At the close of business this week, the Mesa Verde Museum Association store will vacate the Colorado Welcome Center at the corner of Mildred Road and Main Street in Cortez.
No longer will the Welcome Center be a place to purchase Mesa Verde souvenirs or tour tickets. The closure will be a loss for Cortez.
For a town that hosts as much tourist traffic as it does, Cortez offers surprisingly little in the way of memorabilia. The little store in the Welcome Center has been one of the few places to purchase postcards, posters and plush animals.
The Museum Association’s selection of Southwest-related books for both adults and children has always been exceptional, and for those, Cortez offers no other source. Whenever a bookseller departs, a town should mourn.
It’s not at all difficult to understand why MVMA has chosen not to continue leasing that space. While banners outside promoted tickets to Mesa Verde’s archaeological and cultural attractions, the store itself was not well known.
If it had been downtown, or had a store window, it might have seen considerably more retail traffic.
Since the Mesa Verde Visitor and Research Center opened just off U.S. Highway 160, visitors can buy tour tickets there, reducing demand for another location not at the top of the park’s winding entrance road.
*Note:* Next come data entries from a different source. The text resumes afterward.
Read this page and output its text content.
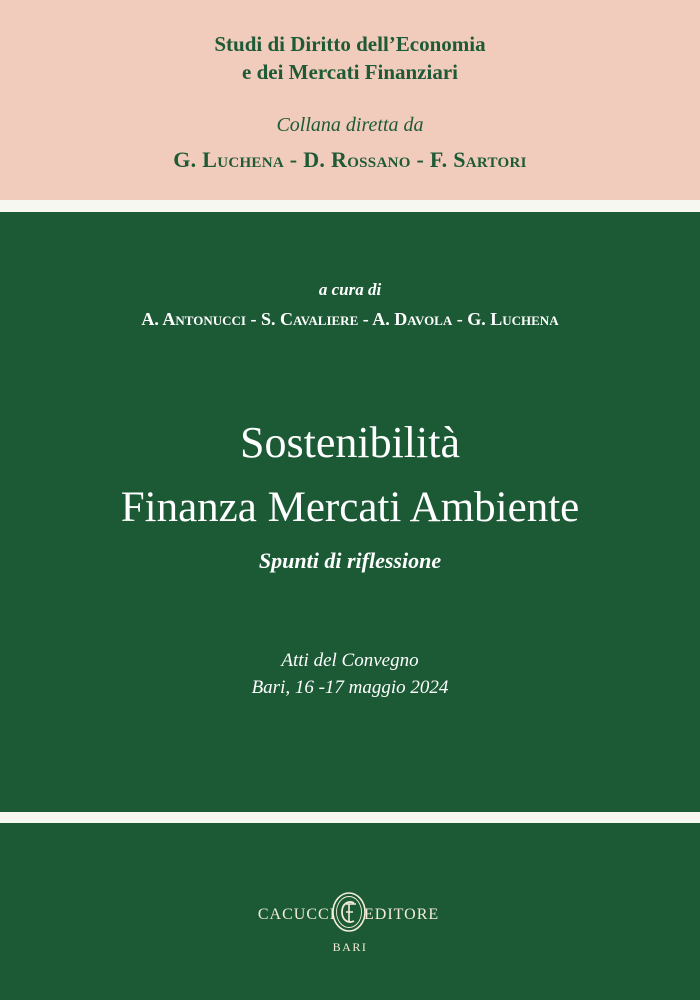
Studi di Diritto dell’Economia
e dei Mercati Finanziari
Collana diretta da
G. Luchena - D. Rossano - F. Sartori
a cura di
A. Antonucci - S. Cavaliere - A. Davola - G. Luchena
Sostenibilità
Finanza Mercati Ambiente
Spunti di riflessione
Atti del Convegno
Bari, 16 -17 maggio 2024
CACUCCI EDITORE
BARI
The availability of Mesa Verde tour tickets at the Welcome Center was a dual boost to Cortez. It has provided visitors with a reason to base themselves here rather than in Durango, and when they stopped in to purchase tickets, the Welcome Center staff members were right there to provide a wealth of ideas about what else travelers might do while they were in the area.
The visitor center staff members still will be there, promoting things to see and do on this side of the park entrance. The museum association just won’t be directing traffic their way.
Local business leaders work hard to attract visitors farther west than the Mesa Verde exit. It’s too bad the bookstore relationship was not effectively nurtured, because the potential benefits to Cortez, while not wholly realized, were valuable.